The headquarters of MedCure, one of the nation’s largest body brokers, was raided in Portland, Oregon last week. After executing their search warrant, the building was sealed, and federal agents have now seized their records in relation to an inquiry about the how MedCure distributes the body parts it has acquired from donors.
FBI spokeswoman Beth Anne Steele confirmed the agency’s search of the huge MedCure facility. Citing a source “familiar with the matter,” Reuters says the FBI took records from the facility, but did not remove human remains.
The search warrant at MedCure is sealed, but it is a sign that an FBI investigation of the company is advancing. In order to obtain a search warrant to seize records, agents must provide a detailed affidavit to a U.S. magistrate with evidence to support probable cause that crimes have been committed and that related records may be on the premises, according to Reuters.
Companies that are known as “body brokers” trade in body parts. While organ donation is heavily regulated, and tissue banking is policed by the FDA, whole body donation is not monitored by any government agency. States have differing rules, which are enforced at varying levels of attention.
Due to the loophole, whole body donations may not go where donors think they will go. There are only six whole body donation businesses which are accredited in the U.S. At Anatomical Gift Association, a non-profit, all donations go to medical schools to be used for student and doctor education.
But the sale of body parts for profit is a growing concern in the United States. Without regulation, whole body donations to other organizations could be shady. While it is illegal to sell body parts for profit, Reuters stated that one of their reporters was able to purchase two heads and a spine from a Tennessee broker, after exchanging only a few emails.
MedCure is accredited by the American Association of Tissue Banks, and is also licensed by the state health departments in Oregon.
“MedCure is fully cooperating with the FBI, and looks forward to resolving whatever questions the government may have about their business,” said Jeffrey Edelson, a Portland attorney who represents the company. “Out of respect for the integrity of the process, we do not believe that further comment is appropriate at this time.”

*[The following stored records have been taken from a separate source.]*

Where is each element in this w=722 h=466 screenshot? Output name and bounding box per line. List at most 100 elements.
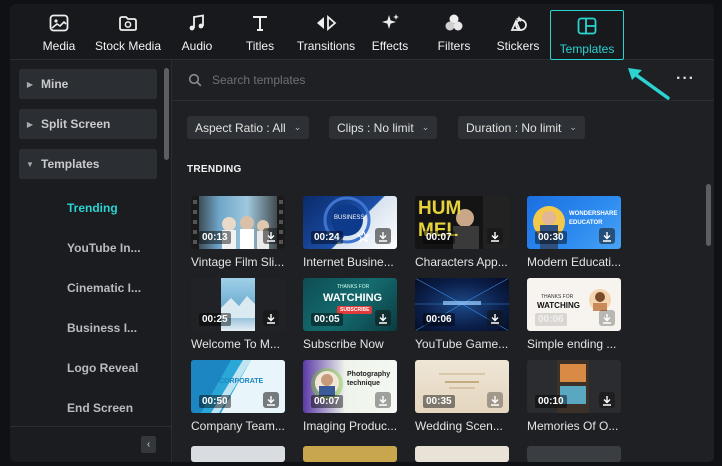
sidebar-item-end-screen[interactable]: End Screen: [67, 401, 133, 415]
duration-dropdown[interactable]: Duration : No limit ⌄: [458, 116, 585, 139]
aspect-ratio-dropdown[interactable]: Aspect Ratio : All ⌄: [187, 116, 310, 139]
template-card[interactable]: THANKS FOR WATCHING SUBSCRIBE 00:05 Subs…: [303, 278, 397, 351]
duration-badge: 00:06: [423, 313, 455, 326]
template-thumbnail: BUSINESS 00:24: [303, 196, 397, 249]
chevron-down-icon: ⌄: [569, 122, 577, 132]
sidebar-group-split-screen[interactable]: ▶ Split Screen: [19, 109, 157, 139]
download-icon[interactable]: [375, 392, 391, 408]
template-thumbnail: 00:25: [191, 278, 285, 331]
favorite-star-icon[interactable]: [355, 228, 371, 244]
duration-badge: 00:06: [535, 313, 567, 326]
thumbnail-text: WONDERSHARE EDUCATOR: [569, 211, 618, 226]
template-card[interactable]: BUSINESS 00:24 Internet Busine...: [303, 196, 397, 269]
clips-dropdown[interactable]: Clips : No limit ⌄: [329, 116, 438, 139]
tab-label: Effects: [371, 39, 409, 53]
duration-badge: 00:35: [423, 395, 455, 408]
sparkle-icon: [379, 12, 401, 34]
caret-down-icon: ▼: [26, 159, 34, 169]
filters-icon: [443, 12, 465, 34]
download-icon[interactable]: [599, 228, 615, 244]
thumbnail-text: CORPORATE: [219, 378, 264, 385]
template-card[interactable]: 00:06 YouTube Game...: [415, 278, 509, 351]
category-sidebar: ▶ Mine ▶ Split Screen ▼ Templates Trendi…: [10, 60, 172, 462]
tab-titles[interactable]: Titles: [241, 8, 279, 56]
template-card[interactable]: THANKS FOR WATCHING 00:06 Simple ending …: [527, 278, 621, 351]
download-icon[interactable]: [375, 310, 391, 326]
sidebar-group-label: Mine: [41, 77, 69, 91]
tab-label: Templates: [559, 42, 615, 56]
tab-label: Transitions: [296, 39, 356, 53]
template-thumbnail: 00:13: [191, 196, 285, 249]
sidebar-item-cinematic-intro[interactable]: Cinematic I...: [67, 281, 141, 295]
section-title: TRENDING: [187, 164, 242, 175]
tab-filters[interactable]: Filters: [434, 8, 474, 56]
tab-transitions[interactable]: Transitions: [294, 8, 358, 56]
thumbnail-text: WATCHING: [323, 292, 383, 304]
template-thumbnail-partial[interactable]: [303, 446, 397, 462]
download-icon[interactable]: [599, 310, 615, 326]
templates-icon: [576, 15, 598, 37]
music-note-icon: [186, 12, 208, 34]
download-icon[interactable]: [487, 310, 503, 326]
template-card[interactable]: CORPORATE 00:50 Company Team...: [191, 360, 285, 433]
download-icon[interactable]: [263, 310, 279, 326]
template-thumbnail: HUM MEL 00:07: [415, 196, 509, 249]
template-thumbnail: Photography technique 00:07: [303, 360, 397, 413]
thumbnail-pretext: THANKS FOR: [337, 284, 370, 290]
template-card[interactable]: 00:25 Welcome To M...: [191, 278, 285, 351]
template-title: Wedding Scen...: [415, 419, 503, 433]
chevron-down-icon: ⌄: [293, 122, 302, 132]
template-card[interactable]: 00:10 Memories Of O...: [527, 360, 621, 433]
duration-badge: 00:13: [199, 231, 231, 244]
template-thumbnail-partial[interactable]: [191, 446, 285, 462]
template-card[interactable]: HUM MEL 00:07 Characters App...: [415, 196, 509, 269]
duration-badge: 00:10: [535, 395, 567, 408]
tab-label: Audio: [181, 39, 213, 53]
tab-audio[interactable]: Audio: [177, 8, 217, 56]
tab-stickers[interactable]: Stickers: [494, 8, 542, 56]
template-card[interactable]: 00:13 Vintage Film Sli...: [191, 196, 285, 269]
template-thumbnail-partial[interactable]: [527, 446, 621, 462]
sidebar-item-logo-reveal[interactable]: Logo Reveal: [67, 361, 138, 375]
content-scrollbar[interactable]: [706, 184, 711, 246]
download-icon[interactable]: [263, 392, 279, 408]
template-thumbnail: WONDERSHARE EDUCATOR 00:30: [527, 196, 621, 249]
template-card[interactable]: 00:35 Wedding Scen...: [415, 360, 509, 433]
more-options-icon[interactable]: ···: [676, 70, 695, 88]
dropdown-label: Aspect Ratio : All: [195, 120, 286, 135]
sidebar-scrollbar[interactable]: [164, 68, 169, 160]
tab-label: Media: [42, 39, 76, 53]
tab-stock-media[interactable]: Stock Media: [94, 8, 162, 56]
thumbnail-pretext: THANKS FOR: [541, 294, 574, 300]
template-card[interactable]: Photography technique 00:07 Imaging Prod…: [303, 360, 397, 433]
sidebar-group-mine[interactable]: ▶ Mine: [19, 69, 157, 99]
download-icon[interactable]: [375, 228, 391, 244]
tab-templates[interactable]: Templates: [550, 10, 624, 60]
search-input[interactable]: [212, 73, 612, 87]
sidebar-group-templates[interactable]: ▼ Templates: [19, 149, 157, 179]
sidebar-item-trending[interactable]: Trending: [67, 201, 118, 215]
template-title: Subscribe Now: [303, 337, 384, 351]
annotation-arrow-icon: [628, 68, 670, 100]
template-card[interactable]: WONDERSHARE EDUCATOR 00:30 Modern Educat…: [527, 196, 621, 269]
templates-content: ··· Aspect Ratio : All ⌄ Clips : No limi…: [172, 60, 714, 462]
duration-badge: 00:24: [311, 231, 343, 244]
search-icon: [188, 73, 202, 87]
duration-badge: 00:50: [199, 395, 231, 408]
template-thumbnail: CORPORATE 00:50: [191, 360, 285, 413]
collapse-sidebar-button[interactable]: ‹: [141, 436, 156, 453]
download-icon[interactable]: [599, 392, 615, 408]
template-thumbnail-partial[interactable]: [415, 446, 509, 462]
sidebar-footer: ‹: [10, 426, 171, 462]
download-icon[interactable]: [487, 228, 503, 244]
templates-panel: Media Stock Media Audio Titles Transitio…: [10, 4, 714, 462]
download-icon[interactable]: [487, 392, 503, 408]
tab-media[interactable]: Media: [36, 8, 82, 56]
tab-effects[interactable]: Effects: [368, 8, 412, 56]
sidebar-group-label: Templates: [41, 157, 100, 171]
tab-label: Stickers: [496, 39, 540, 53]
caret-right-icon: ▶: [26, 79, 34, 89]
sidebar-item-youtube-intro[interactable]: YouTube In...: [67, 241, 141, 255]
sidebar-item-business-intro[interactable]: Business I...: [67, 321, 137, 335]
download-icon[interactable]: [263, 228, 279, 244]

According to the report, MedCure received more than 11,000 donated bodies and distributed more than 51,000 body parts to medical industry customers nationally, from 2011 through 2015. An additional 80,000 people have reportedly pledged to donate their bodies to MedCure when they die.
“There’s always the possibility for problems when you have an industry that’s unregulated,” said Kevin Cmunt, former president of the American Association of Tissue Banks.